BBR v2 makes several key enhancements:

o Its bandwidth-probing time scale is adapted, within bounds, to allow improved
coexistence with Reno and CUBIC. The bandwidth-probing time scale is (a)
extended dynamically based on estimated BDP to improve coexistence with
Reno/CUBIC; (b) bounded by an interactive wall-clock time-scale to be more
scalable and responsive than Reno and CUBIC.

o Rather than being largely agnostic to loss and ECN marks, it explicitly uses
loss and (DCTCP-style) ECN signals to maintain its model.

o It aims for lower losses than v1 by adjusting its model to attempt to stay
within loss rate and ECN mark rate bounds (loss_thresh and ecn_thresh,
respectively).

o It adapts to loss/ECN signals even when the application is running out of
data ("application-limited"), in case the "application-limited" flow is also
"network-limited" (the bw and/or inflight available to this flow is lower than
previously estimated when the flow ran out of data).

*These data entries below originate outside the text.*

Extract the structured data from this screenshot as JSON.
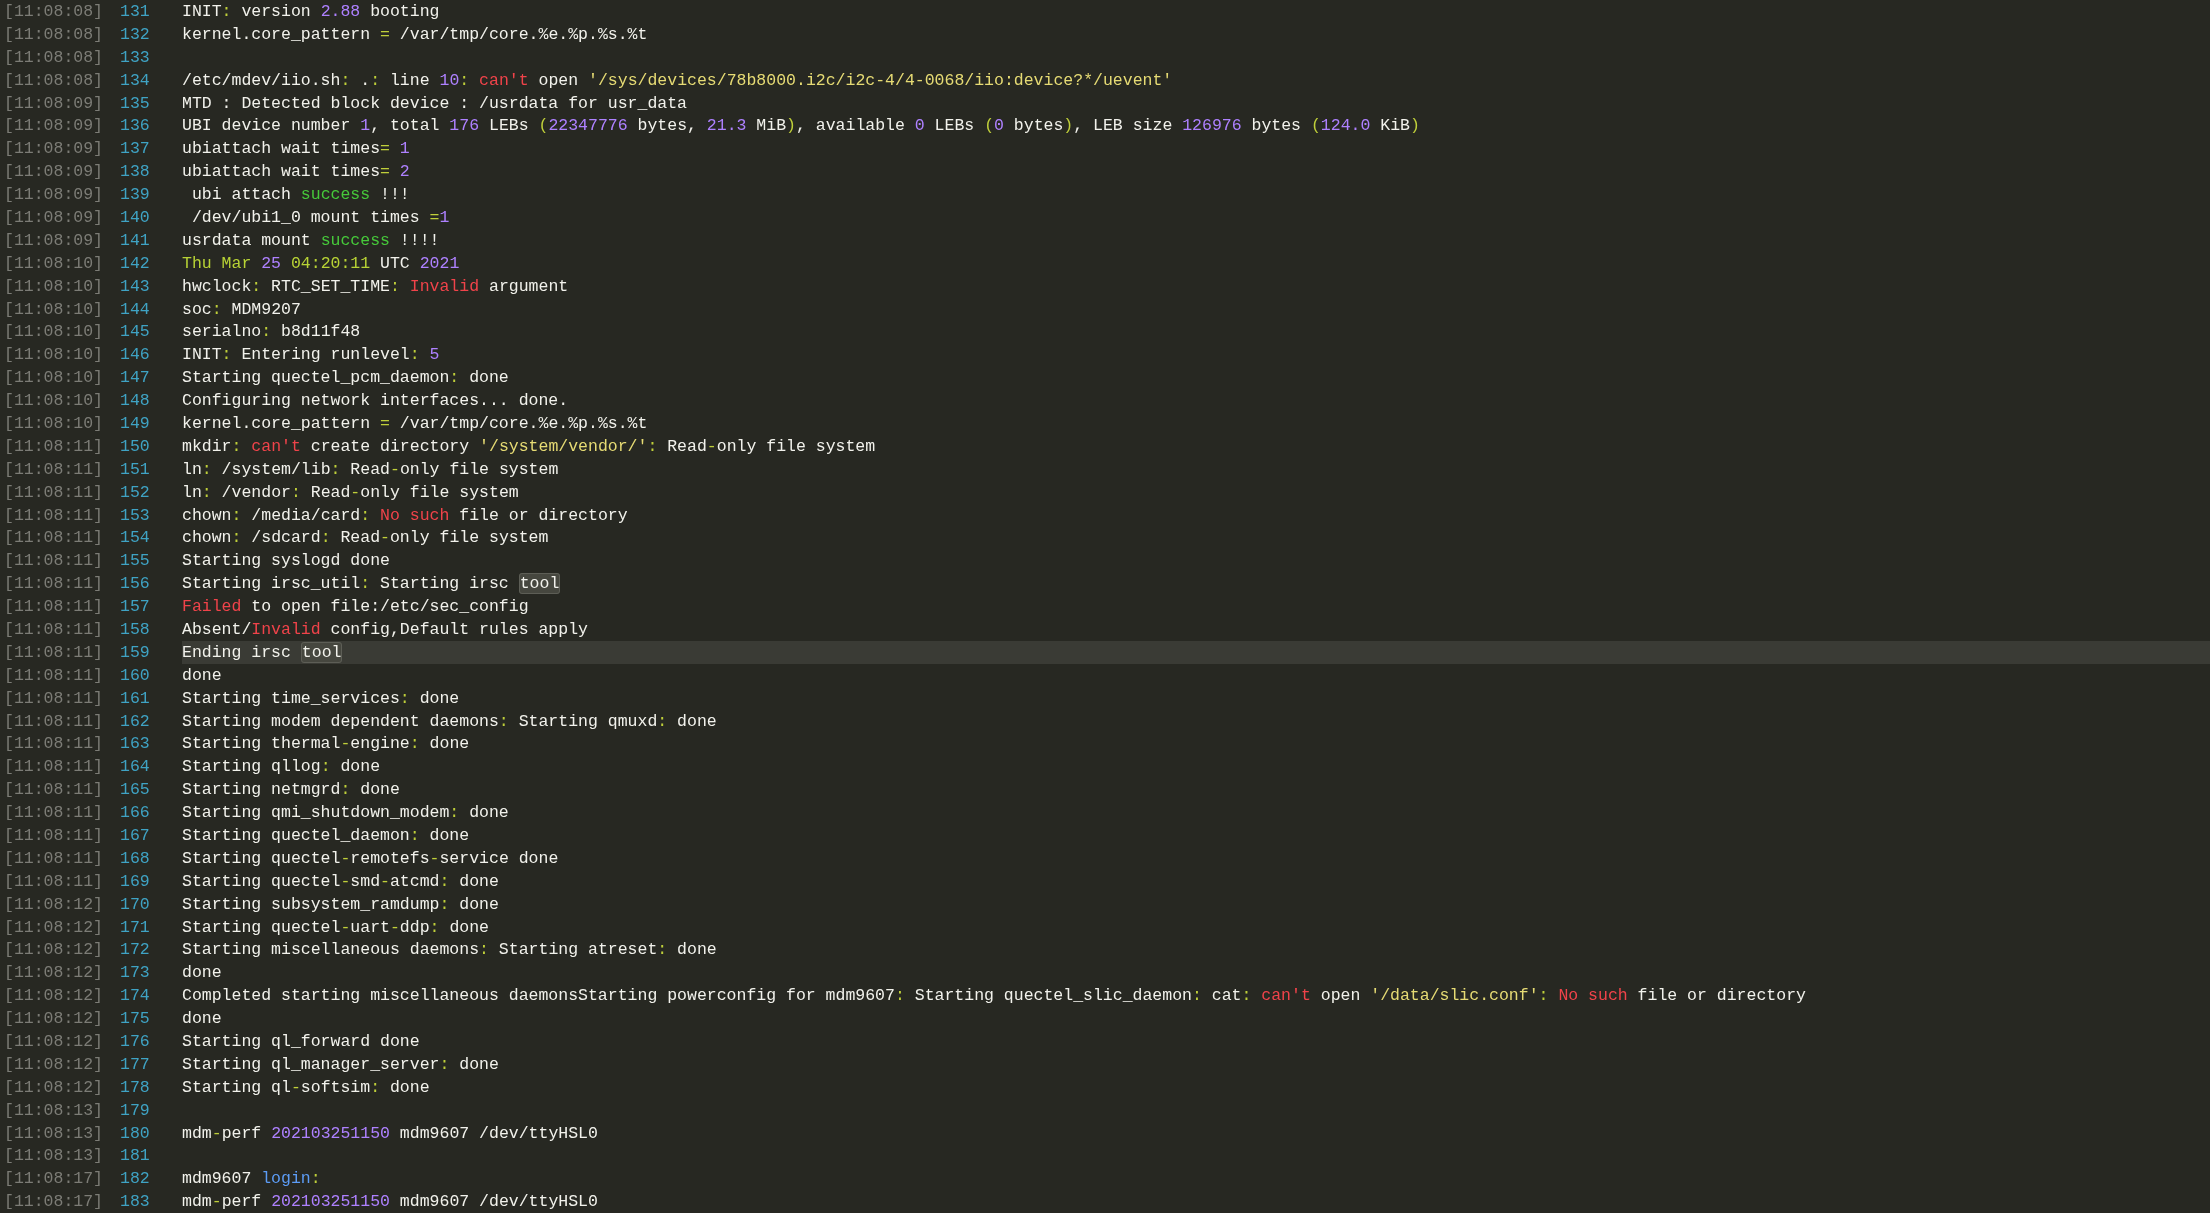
{
  "lines": [
    {
      "time": "[11:08:08]",
      "number": "131",
      "current": false,
      "segments": [
        {
          "text": "INIT",
          "kind": "text"
        },
        {
          "text": ":",
          "kind": "punct"
        },
        {
          "text": " version ",
          "kind": "text"
        },
        {
          "text": "2.88",
          "kind": "number"
        },
        {
          "text": " booting",
          "kind": "text"
        }
      ]
    },
    {
      "time": "[11:08:08]",
      "number": "132",
      "current": false,
      "segments": [
        {
          "text": "kernel.core_pattern ",
          "kind": "text"
        },
        {
          "text": "=",
          "kind": "punct"
        },
        {
          "text": " /var/tmp/core.%e.%p.%s.%t",
          "kind": "text"
        }
      ]
    },
    {
      "time": "[11:08:08]",
      "number": "133",
      "current": false
    },
    {
      "time": "[11:08:08]",
      "number": "134",
      "current": false,
      "segments": [
        {
          "text": "/etc/mdev/iio.sh",
          "kind": "text"
        },
        {
          "text": ":",
          "kind": "punct"
        },
        {
          "text": " .",
          "kind": "text"
        },
        {
          "text": ":",
          "kind": "punct"
        },
        {
          "text": " line ",
          "kind": "text"
        },
        {
          "text": "10",
          "kind": "number"
        },
        {
          "text": ": ",
          "kind": "punct"
        },
        {
          "text": "can't",
          "kind": "error"
        },
        {
          "text": " open ",
          "kind": "text"
        },
        {
          "text": "'/sys/devices/78b8000.i2c/i2c-4/4-0068/iio:device?*/uevent'",
          "kind": "string"
        }
      ]
    },
    {
      "time": "[11:08:09]",
      "number": "135",
      "current": false,
      "segments": [
        {
          "text": "MTD : Detected block device : /usrdata for usr_data",
          "kind": "text"
        }
      ]
    },
    {
      "time": "[11:08:09]",
      "number": "136",
      "current": false,
      "segments": [
        {
          "text": "UBI device number ",
          "kind": "text"
        },
        {
          "text": "1",
          "kind": "number"
        },
        {
          "text": ", total ",
          "kind": "text"
        },
        {
          "text": "176",
          "kind": "number"
        },
        {
          "text": " LEBs ",
          "kind": "text"
        },
        {
          "text": "(",
          "kind": "punct"
        },
        {
          "text": "22347776",
          "kind": "number"
        },
        {
          "text": " bytes, ",
          "kind": "text"
        },
        {
          "text": "21.3",
          "kind": "number"
        },
        {
          "text": " MiB",
          "kind": "text"
        },
        {
          "text": ")",
          "kind": "punct"
        },
        {
          "text": ", available ",
          "kind": "text"
        },
        {
          "text": "0",
          "kind": "number"
        },
        {
          "text": " LEBs ",
          "kind": "text"
        },
        {
          "text": "(",
          "kind": "punct"
        },
        {
          "text": "0",
          "kind": "number"
        },
        {
          "text": " bytes",
          "kind": "text"
        },
        {
          "text": ")",
          "kind": "punct"
        },
        {
          "text": ", LEB size ",
          "kind": "text"
        },
        {
          "text": "126976",
          "kind": "number"
        },
        {
          "text": " bytes ",
          "kind": "text"
        },
        {
          "text": "(",
          "kind": "punct"
        },
        {
          "text": "124.0",
          "kind": "number"
        },
        {
          "text": " KiB",
          "kind": "text"
        },
        {
          "text": ")",
          "kind": "punct"
        }
      ]
    },
    {
      "time": "[11:08:09]",
      "number": "137",
      "current": false,
      "segments": [
        {
          "text": "ubiattach wait times",
          "kind": "text"
        },
        {
          "text": "= ",
          "kind": "punct"
        },
        {
          "text": "1",
          "kind": "number"
        }
      ]
    },
    {
      "time": "[11:08:09]",
      "number": "138",
      "current": false,
      "segments": [
        {
          "text": "ubiattach wait times",
          "kind": "text"
        },
        {
          "text": "= ",
          "kind": "punct"
        },
        {
          "text": "2",
          "kind": "number"
        }
      ]
    },
    {
      "time": "[11:08:09]",
      "number": "139",
      "current": false,
      "segments": [
        {
          "text": " ubi attach ",
          "kind": "text"
        },
        {
          "text": "success",
          "kind": "success"
        },
        {
          "text": " !!!",
          "kind": "text"
        }
      ]
    },
    {
      "time": "[11:08:09]",
      "number": "140",
      "current": false,
      "segments": [
        {
          "text": " /dev/ubi1_0 mount times ",
          "kind": "text"
        },
        {
          "text": "=",
          "kind": "punct"
        },
        {
          "text": "1",
          "kind": "number"
        }
      ]
    },
    {
      "time": "[11:08:09]",
      "number": "141",
      "current": false,
      "segments": [
        {
          "text": "usrdata mount ",
          "kind": "text"
        },
        {
          "text": "success",
          "kind": "success"
        },
        {
          "text": " !!!!",
          "kind": "text"
        }
      ]
    },
    {
      "time": "[11:08:10]",
      "number": "142",
      "current": false,
      "segments": [
        {
          "text": "Thu Mar ",
          "kind": "date"
        },
        {
          "text": "25",
          "kind": "number"
        },
        {
          "text": " 04:20:11",
          "kind": "date"
        },
        {
          "text": " UTC ",
          "kind": "text"
        },
        {
          "text": "2021",
          "kind": "number"
        }
      ]
    },
    {
      "time": "[11:08:10]",
      "number": "143",
      "current": false,
      "segments": [
        {
          "text": "hwclock",
          "kind": "text"
        },
        {
          "text": ":",
          "kind": "punct"
        },
        {
          "text": " RTC_SET_TIME",
          "kind": "text"
        },
        {
          "text": ": ",
          "kind": "punct"
        },
        {
          "text": "Invalid",
          "kind": "error"
        },
        {
          "text": " argument",
          "kind": "text"
        }
      ]
    },
    {
      "time": "[11:08:10]",
      "number": "144",
      "current": false,
      "segments": [
        {
          "text": "soc",
          "kind": "text"
        },
        {
          "text": ":",
          "kind": "punct"
        },
        {
          "text": " MDM9207",
          "kind": "text"
        }
      ]
    },
    {
      "time": "[11:08:10]",
      "number": "145",
      "current": false,
      "segments": [
        {
          "text": "serialno",
          "kind": "text"
        },
        {
          "text": ":",
          "kind": "punct"
        },
        {
          "text": " b8d11f48",
          "kind": "text"
        }
      ]
    },
    {
      "time": "[11:08:10]",
      "number": "146",
      "current": false,
      "segments": [
        {
          "text": "INIT",
          "kind": "text"
        },
        {
          "text": ":",
          "kind": "punct"
        },
        {
          "text": " Entering runlevel",
          "kind": "text"
        },
        {
          "text": ": ",
          "kind": "punct"
        },
        {
          "text": "5",
          "kind": "number"
        }
      ]
    },
    {
      "time": "[11:08:10]",
      "number": "147",
      "current": false,
      "segments": [
        {
          "text": "Starting quectel_pcm_daemon",
          "kind": "text"
        },
        {
          "text": ":",
          "kind": "punct"
        },
        {
          "text": " done",
          "kind": "text"
        }
      ]
    },
    {
      "time": "[11:08:10]",
      "number": "148",
      "current": false,
      "segments": [
        {
          "text": "Configuring network interfaces... done.",
          "kind": "text"
        }
      ]
    },
    {
      "time": "[11:08:10]",
      "number": "149",
      "current": false,
      "segments": [
        {
          "text": "kernel.core_pattern ",
          "kind": "text"
        },
        {
          "text": "=",
          "kind": "punct"
        },
        {
          "text": " /var/tmp/core.%e.%p.%s.%t",
          "kind": "text"
        }
      ]
    },
    {
      "time": "[11:08:11]",
      "number": "150",
      "current": false,
      "segments": [
        {
          "text": "mkdir",
          "kind": "text"
        },
        {
          "text": ": ",
          "kind": "punct"
        },
        {
          "text": "can't",
          "kind": "error"
        },
        {
          "text": " create directory ",
          "kind": "text"
        },
        {
          "text": "'/system/vendor/'",
          "kind": "string"
        },
        {
          "text": ":",
          "kind": "punct"
        },
        {
          "text": " Read",
          "kind": "text"
        },
        {
          "text": "-",
          "kind": "punct"
        },
        {
          "text": "only file system",
          "kind": "text"
        }
      ]
    },
    {
      "time": "[11:08:11]",
      "number": "151",
      "current": false,
      "segments": [
        {
          "text": "ln",
          "kind": "text"
        },
        {
          "text": ":",
          "kind": "punct"
        },
        {
          "text": " /system/lib",
          "kind": "text"
        },
        {
          "text": ":",
          "kind": "punct"
        },
        {
          "text": " Read",
          "kind": "text"
        },
        {
          "text": "-",
          "kind": "punct"
        },
        {
          "text": "only file system",
          "kind": "text"
        }
      ]
    },
    {
      "time": "[11:08:11]",
      "number": "152",
      "current": false,
      "segments": [
        {
          "text": "ln",
          "kind": "text"
        },
        {
          "text": ":",
          "kind": "punct"
        },
        {
          "text": " /vendor",
          "kind": "text"
        },
        {
          "text": ":",
          "kind": "punct"
        },
        {
          "text": " Read",
          "kind": "text"
        },
        {
          "text": "-",
          "kind": "punct"
        },
        {
          "text": "only file system",
          "kind": "text"
        }
      ]
    },
    {
      "time": "[11:08:11]",
      "number": "153",
      "current": false,
      "segments": [
        {
          "text": "chown",
          "kind": "text"
        },
        {
          "text": ":",
          "kind": "punct"
        },
        {
          "text": " /media/card",
          "kind": "text"
        },
        {
          "text": ": ",
          "kind": "punct"
        },
        {
          "text": "No such",
          "kind": "error"
        },
        {
          "text": " file or directory",
          "kind": "text"
        }
      ]
    },
    {
      "time": "[11:08:11]",
      "number": "154",
      "current": false,
      "segments": [
        {
          "text": "chown",
          "kind": "text"
        },
        {
          "text": ":",
          "kind": "punct"
        },
        {
          "text": " /sdcard",
          "kind": "text"
        },
        {
          "text": ":",
          "kind": "punct"
        },
        {
          "text": " Read",
          "kind": "text"
        },
        {
          "text": "-",
          "kind": "punct"
        },
        {
          "text": "only file system",
          "kind": "text"
        }
      ]
    },
    {
      "time": "[11:08:11]",
      "number": "155",
      "current": false,
      "segments": [
        {
          "text": "Starting syslogd done",
          "kind": "text"
        }
      ]
    },
    {
      "time": "[11:08:11]",
      "number": "156",
      "current": false,
      "segments": [
        {
          "text": "Starting irsc_util",
          "kind": "text"
        },
        {
          "text": ":",
          "kind": "punct"
        },
        {
          "text": " Starting irsc ",
          "kind": "text"
        },
        {
          "text": "tool",
          "kind": "match"
        }
      ]
    },
    {
      "time": "[11:08:11]",
      "number": "157",
      "current": false,
      "segments": [
        {
          "text": "Failed",
          "kind": "error"
        },
        {
          "text": " to open file:/etc/sec_config",
          "kind": "text"
        }
      ]
    },
    {
      "time": "[11:08:11]",
      "number": "158",
      "current": false,
      "segments": [
        {
          "text": "Absent/",
          "kind": "text"
        },
        {
          "text": "Invalid",
          "kind": "error"
        },
        {
          "text": " config,Default rules apply",
          "kind": "text"
        }
      ]
    },
    {
      "time": "[11:08:11]",
      "number": "159",
      "current": true,
      "segments": [
        {
          "text": "Ending irsc ",
          "kind": "text"
        },
        {
          "text": "tool",
          "kind": "match"
        }
      ]
    },
    {
      "time": "[11:08:11]",
      "number": "160",
      "current": false,
      "segments": [
        {
          "text": "done",
          "kind": "text"
        }
      ]
    },
    {
      "time": "[11:08:11]",
      "number": "161",
      "current": false,
      "segments": [
        {
          "text": "Starting time_services",
          "kind": "text"
        },
        {
          "text": ":",
          "kind": "punct"
        },
        {
          "text": " done",
          "kind": "text"
        }
      ]
    },
    {
      "time": "[11:08:11]",
      "number": "162",
      "current": false,
      "segments": [
        {
          "text": "Starting modem dependent daemons",
          "kind": "text"
        },
        {
          "text": ":",
          "kind": "punct"
        },
        {
          "text": " Starting qmuxd",
          "kind": "text"
        },
        {
          "text": ":",
          "kind": "punct"
        },
        {
          "text": " done",
          "kind": "text"
        }
      ]
    },
    {
      "time": "[11:08:11]",
      "number": "163",
      "current": false,
      "segments": [
        {
          "text": "Starting thermal",
          "kind": "text"
        },
        {
          "text": "-",
          "kind": "punct"
        },
        {
          "text": "engine",
          "kind": "text"
        },
        {
          "text": ":",
          "kind": "punct"
        },
        {
          "text": " done",
          "kind": "text"
        }
      ]
    },
    {
      "time": "[11:08:11]",
      "number": "164",
      "current": false,
      "segments": [
        {
          "text": "Starting qllog",
          "kind": "text"
        },
        {
          "text": ":",
          "kind": "punct"
        },
        {
          "text": " done",
          "kind": "text"
        }
      ]
    },
    {
      "time": "[11:08:11]",
      "number": "165",
      "current": false,
      "segments": [
        {
          "text": "Starting netmgrd",
          "kind": "text"
        },
        {
          "text": ":",
          "kind": "punct"
        },
        {
          "text": " done",
          "kind": "text"
        }
      ]
    },
    {
      "time": "[11:08:11]",
      "number": "166",
      "current": false,
      "segments": [
        {
          "text": "Starting qmi_shutdown_modem",
          "kind": "text"
        },
        {
          "text": ":",
          "kind": "punct"
        },
        {
          "text": " done",
          "kind": "text"
        }
      ]
    },
    {
      "time": "[11:08:11]",
      "number": "167",
      "current": false,
      "segments": [
        {
          "text": "Starting quectel_daemon",
          "kind": "text"
        },
        {
          "text": ":",
          "kind": "punct"
        },
        {
          "text": " done",
          "kind": "text"
        }
      ]
    },
    {
      "time": "[11:08:11]",
      "number": "168",
      "current": false,
      "segments": [
        {
          "text": "Starting quectel",
          "kind": "text"
        },
        {
          "text": "-",
          "kind": "punct"
        },
        {
          "text": "remotefs",
          "kind": "text"
        },
        {
          "text": "-",
          "kind": "punct"
        },
        {
          "text": "service done",
          "kind": "text"
        }
      ]
    },
    {
      "time": "[11:08:11]",
      "number": "169",
      "current": false,
      "segments": [
        {
          "text": "Starting quectel",
          "kind": "text"
        },
        {
          "text": "-",
          "kind": "punct"
        },
        {
          "text": "smd",
          "kind": "text"
        },
        {
          "text": "-",
          "kind": "punct"
        },
        {
          "text": "atcmd",
          "kind": "text"
        },
        {
          "text": ":",
          "kind": "punct"
        },
        {
          "text": " done",
          "kind": "text"
        }
      ]
    },
    {
      "time": "[11:08:12]",
      "number": "170",
      "current": false,
      "segments": [
        {
          "text": "Starting subsystem_ramdump",
          "kind": "text"
        },
        {
          "text": ":",
          "kind": "punct"
        },
        {
          "text": " done",
          "kind": "text"
        }
      ]
    },
    {
      "time": "[11:08:12]",
      "number": "171",
      "current": false,
      "segments": [
        {
          "text": "Starting quectel",
          "kind": "text"
        },
        {
          "text": "-",
          "kind": "punct"
        },
        {
          "text": "uart",
          "kind": "text"
        },
        {
          "text": "-",
          "kind": "punct"
        },
        {
          "text": "ddp",
          "kind": "text"
        },
        {
          "text": ":",
          "kind": "punct"
        },
        {
          "text": " done",
          "kind": "text"
        }
      ]
    },
    {
      "time": "[11:08:12]",
      "number": "172",
      "current": false,
      "segments": [
        {
          "text": "Starting miscellaneous daemons",
          "kind": "text"
        },
        {
          "text": ":",
          "kind": "punct"
        },
        {
          "text": " Starting atreset",
          "kind": "text"
        },
        {
          "text": ":",
          "kind": "punct"
        },
        {
          "text": " done",
          "kind": "text"
        }
      ]
    },
    {
      "time": "[11:08:12]",
      "number": "173",
      "current": false,
      "segments": [
        {
          "text": "done",
          "kind": "text"
        }
      ]
    },
    {
      "time": "[11:08:12]",
      "number": "174",
      "current": false,
      "segments": [
        {
          "text": "Completed starting miscellaneous daemonsStarting powerconfig for mdm9607",
          "kind": "text"
        },
        {
          "text": ":",
          "kind": "punct"
        },
        {
          "text": " Starting quectel_slic_daemon",
          "kind": "text"
        },
        {
          "text": ":",
          "kind": "punct"
        },
        {
          "text": " cat",
          "kind": "text"
        },
        {
          "text": ": ",
          "kind": "punct"
        },
        {
          "text": "can't",
          "kind": "error"
        },
        {
          "text": " open ",
          "kind": "text"
        },
        {
          "text": "'/data/slic.conf'",
          "kind": "string"
        },
        {
          "text": ": ",
          "kind": "punct"
        },
        {
          "text": "No such",
          "kind": "error"
        },
        {
          "text": " file or directory",
          "kind": "text"
        }
      ]
    },
    {
      "time": "[11:08:12]",
      "number": "175",
      "current": false,
      "segments": [
        {
          "text": "done",
          "kind": "text"
        }
      ]
    },
    {
      "time": "[11:08:12]",
      "number": "176",
      "current": false,
      "segments": [
        {
          "text": "Starting ql_forward done",
          "kind": "text"
        }
      ]
    },
    {
      "time": "[11:08:12]",
      "number": "177",
      "current": false,
      "segments": [
        {
          "text": "Starting ql_manager_server",
          "kind": "text"
        },
        {
          "text": ":",
          "kind": "punct"
        },
        {
          "text": " done",
          "kind": "text"
        }
      ]
    },
    {
      "time": "[11:08:12]",
      "number": "178",
      "current": false,
      "segments": [
        {
          "text": "Starting ql",
          "kind": "text"
        },
        {
          "text": "-",
          "kind": "punct"
        },
        {
          "text": "softsim",
          "kind": "text"
        },
        {
          "text": ":",
          "kind": "punct"
        },
        {
          "text": " done",
          "kind": "text"
        }
      ]
    },
    {
      "time": "[11:08:13]",
      "number": "179",
      "current": false
    },
    {
      "time": "[11:08:13]",
      "number": "180",
      "current": false,
      "segments": [
        {
          "text": "mdm",
          "kind": "text"
        },
        {
          "text": "-",
          "kind": "punct"
        },
        {
          "text": "perf ",
          "kind": "text"
        },
        {
          "text": "202103251150",
          "kind": "number"
        },
        {
          "text": " mdm9607 /dev/ttyHSL0",
          "kind": "text"
        }
      ]
    },
    {
      "time": "[11:08:13]",
      "number": "181",
      "current": false
    },
    {
      "time": "[11:08:17]",
      "number": "182",
      "current": false,
      "segments": [
        {
          "text": "mdm9607 ",
          "kind": "text"
        },
        {
          "text": "login",
          "kind": "keyword"
        },
        {
          "text": ":",
          "kind": "punct"
        }
      ]
    },
    {
      "time": "[11:08:17]",
      "number": "183",
      "current": false,
      "segments": [
        {
          "text": "mdm",
          "kind": "text"
        },
        {
          "text": "-",
          "kind": "punct"
        },
        {
          "text": "perf ",
          "kind": "text"
        },
        {
          "text": "202103251150",
          "kind": "number"
        },
        {
          "text": " mdm9607 /dev/ttyHSL0",
          "kind": "text"
        }
      ]
    }
  ]
}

o It has a three-part model: the model explicit three tracks operating points,
where an operating point is a tuple: (bandwidth, inflight). The three operating
points are:

  o latest:        the latest measurement from the current round trip
  o upper bound:   robust, optimistic, long-term upper bound
  o lower bound:   robust, conservative, short-term lower bound

These are stored in the following state variables:

  o latest:  bw_latest, inflight_latest
  o lo:      bw_lo,     inflight_lo
  o hi:      bw_hi[2],  inflight_hi

To gain intuition about the meaning of the three operating points, it
may help to consider the analogs in CUBIC, which has a somewhat
analogous three-part model used by its probing state machine:

  BBR param     CUBIC param
  -----------   -------------
  latest     ~  cwnd
  lo         ~  ssthresh
  hi         ~  last_max_cwnd

The analogy is only a loose one, though, since the BBR operating
points are calculated differently, and are 2-dimensional (bw,inflight)
rather than CUBIC's one-dimensional notion of operating point
(inflight).

o It uses the three-part model to adapt the magnitude of its bandwidth
to match the estimated space available in the buffer, rather than (as
in BBR v1) assuming that it was always acceptable to place 0.25*BDP in
the bottleneck buffer when probing (commodity datacenter switches
commonly do not have that much buffer for WAN flows). When BBR v2
estimates it hit a buffer limit during probing, its bandwidth probing
then starts gently in case little space is still available in the
buffer, and the accelerates, slowly at first and then rapidly if it
can grow inflight without seeing congestion signals. In such cases,
probing is bounded by inflight_hi + inflight_probe, where
inflight_probe grows as: [0, 1, 2, 4, 8, 16,...]. This allows BBR to
keep losses low and bounded if a bottleneck remains congested, while
rapidly/scalably utilizing free bandwidth when it becomes available.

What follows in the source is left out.